Una de esas mañanas, Girlie apareció muy temprano, mientras él devoraba pan y té fuerte —sensaciones alternas de solidez seca y de calor punzante— ante la mesa de la cocina. Su verdadero nombre era, por supuesto, Fátima, pero había adoptado ese ridículo nombre moderno, junto con la ropa que llevaban las jóvenes que trabajaban en la fábrica con ella. Esperaba su primer bebé para dentro de un par de semanas, y su pequeño rostro, sus cabellos cortados y rizados y los arcos tiznados, dibujados sobre sus cejas, no parecían pertenecer a su cuerpo hinchado bajo su limpio delantal.
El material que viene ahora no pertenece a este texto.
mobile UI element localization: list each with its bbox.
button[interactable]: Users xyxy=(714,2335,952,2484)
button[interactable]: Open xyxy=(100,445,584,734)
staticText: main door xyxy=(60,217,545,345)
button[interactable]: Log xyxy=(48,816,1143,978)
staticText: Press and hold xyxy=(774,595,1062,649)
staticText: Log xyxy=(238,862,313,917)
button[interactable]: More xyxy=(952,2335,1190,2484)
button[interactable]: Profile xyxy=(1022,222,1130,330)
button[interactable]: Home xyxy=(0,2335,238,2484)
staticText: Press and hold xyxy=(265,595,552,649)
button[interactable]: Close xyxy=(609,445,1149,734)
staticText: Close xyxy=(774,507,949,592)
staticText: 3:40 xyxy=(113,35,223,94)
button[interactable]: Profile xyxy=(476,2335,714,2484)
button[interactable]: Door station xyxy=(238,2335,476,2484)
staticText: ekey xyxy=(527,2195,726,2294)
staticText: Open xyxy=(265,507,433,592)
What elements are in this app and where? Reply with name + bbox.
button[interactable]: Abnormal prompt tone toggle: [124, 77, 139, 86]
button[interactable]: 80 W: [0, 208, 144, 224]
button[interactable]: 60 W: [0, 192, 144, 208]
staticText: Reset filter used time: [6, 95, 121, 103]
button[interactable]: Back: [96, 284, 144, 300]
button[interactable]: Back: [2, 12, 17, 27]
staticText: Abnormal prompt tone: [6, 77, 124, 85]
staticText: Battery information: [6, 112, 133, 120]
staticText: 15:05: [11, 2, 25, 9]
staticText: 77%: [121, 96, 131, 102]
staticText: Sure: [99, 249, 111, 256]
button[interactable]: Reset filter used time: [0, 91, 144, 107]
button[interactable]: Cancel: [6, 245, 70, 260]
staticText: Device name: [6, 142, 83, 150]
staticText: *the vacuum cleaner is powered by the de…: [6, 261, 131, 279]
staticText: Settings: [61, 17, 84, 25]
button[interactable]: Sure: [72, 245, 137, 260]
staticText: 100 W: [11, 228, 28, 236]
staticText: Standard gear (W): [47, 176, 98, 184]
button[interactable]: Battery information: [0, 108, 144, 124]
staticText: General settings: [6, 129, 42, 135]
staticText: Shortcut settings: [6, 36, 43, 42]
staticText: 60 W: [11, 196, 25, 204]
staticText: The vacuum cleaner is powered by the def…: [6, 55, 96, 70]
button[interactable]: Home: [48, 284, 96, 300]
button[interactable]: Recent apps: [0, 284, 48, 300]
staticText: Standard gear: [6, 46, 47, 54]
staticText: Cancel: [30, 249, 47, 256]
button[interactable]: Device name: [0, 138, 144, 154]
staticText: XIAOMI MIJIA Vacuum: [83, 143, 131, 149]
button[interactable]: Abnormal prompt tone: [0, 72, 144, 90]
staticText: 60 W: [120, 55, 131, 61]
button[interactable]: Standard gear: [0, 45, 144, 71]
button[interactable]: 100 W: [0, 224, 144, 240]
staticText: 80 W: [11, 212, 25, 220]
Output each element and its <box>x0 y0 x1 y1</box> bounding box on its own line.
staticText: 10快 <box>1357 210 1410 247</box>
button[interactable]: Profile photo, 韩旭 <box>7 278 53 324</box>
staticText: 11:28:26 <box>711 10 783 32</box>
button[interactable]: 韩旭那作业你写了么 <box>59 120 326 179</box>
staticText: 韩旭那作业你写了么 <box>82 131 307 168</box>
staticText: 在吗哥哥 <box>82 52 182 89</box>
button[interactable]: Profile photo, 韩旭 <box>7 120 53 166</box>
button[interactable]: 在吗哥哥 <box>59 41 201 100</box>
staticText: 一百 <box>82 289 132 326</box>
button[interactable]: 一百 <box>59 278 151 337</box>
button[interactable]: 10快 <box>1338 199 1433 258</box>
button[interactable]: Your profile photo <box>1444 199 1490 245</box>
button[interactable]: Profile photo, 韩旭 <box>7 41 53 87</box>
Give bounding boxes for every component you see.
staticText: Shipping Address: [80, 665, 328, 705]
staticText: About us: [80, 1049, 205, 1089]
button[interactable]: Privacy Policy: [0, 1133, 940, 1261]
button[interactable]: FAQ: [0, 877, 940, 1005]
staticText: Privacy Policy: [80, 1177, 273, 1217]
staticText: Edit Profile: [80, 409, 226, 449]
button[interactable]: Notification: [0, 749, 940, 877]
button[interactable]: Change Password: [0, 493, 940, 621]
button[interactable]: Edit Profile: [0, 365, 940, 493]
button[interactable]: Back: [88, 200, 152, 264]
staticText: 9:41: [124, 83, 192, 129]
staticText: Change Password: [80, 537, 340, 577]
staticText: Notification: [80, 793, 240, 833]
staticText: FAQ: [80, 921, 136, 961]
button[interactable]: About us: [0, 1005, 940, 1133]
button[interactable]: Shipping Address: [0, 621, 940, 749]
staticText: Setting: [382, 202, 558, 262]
Llevaba pintura de labios malva, y sonreía con una graciosa sonrisa de muchachita blanca, tonta y atrevida, no como la de una muchacha india.
—¿Qué pasa? —preguntó él.
Ella sonrió de nuevo.
—¿No lo sabes? Le dije a Bobby que tenía que levantarme temprano esta mañana. Quería estar segura de verte hoy.
—No sé de qué me hablas.
Ella se acercó y pasó su brazo alrededor del cuello mal dispuesto de él y besó la gris pelusa junto a la boca.
—¡Felicidades! ¿No sabes que es tu cumpleaños?
—No —dijo—. No lo sabía, no me había dado cuenta —rompió la pausa cogiendo rápidamente el pan y concentrándose en comer y beber. Su boca estaba ocupada, pero sus ojos la miraron, intensamente negros. Ella no dijo nada, pero se quedó allí con él, en silencio.
—Nunca me acuerdo de esas cosas —dijo él por fin, tragando un poco de pan que le raspó la garganta al bajar.
La muchacha hizo un movimiento afirmativo con la cabeza; las baratijas de Woolworth se balancearon en sus orejas.
—Fue lo primero que me dijo ayer: no te olvides de que mañana es el cumpleaños de Bamjee.
Él se encogió de hombros.
—Significa mucho para los niños. Así es ella. Si es el cumpleaños de uno de los primos viejos o de la abuela de la vecina, sabe siempre cuándo es. ¿Qué importancia tiene mi cumpleaños cuando ella está en la cárcel? No entiendo cómo puede hacer las cosas que hace cuando tiene la cabeza al mismo tiempo llena de las bobadas de las mujeres; eso es lo que no comprendo de ella.
—Ah, pero ¿no lo entiendes? —dijo la chica—. Es porque no quiere que nadie quede olvidado. Es porque siempre recuerda, lo recuerda todo: la gente que no tiene donde vivir, los niños hambrientos, los chicos que no pueden tener una educación…, siempre está recordando. Así es mamá.
—No hay otra persona así.
Era casi una queja.
—No, nadie es así —dijo su hijastra.
Se sentó a la mesa, descansando su barriga. Él se cogió la cabeza con las manos.
—Me estoy volviendo viejo.
Pero le abrumaba algo mucho más curioso, una respuesta. Sabía por qué la había deseado, la fea viuda con cinco hijos; sabía de qué forma ella no era como las otras; ahí estaba, igual que la barriga que se interponía entre él y la hija de ella.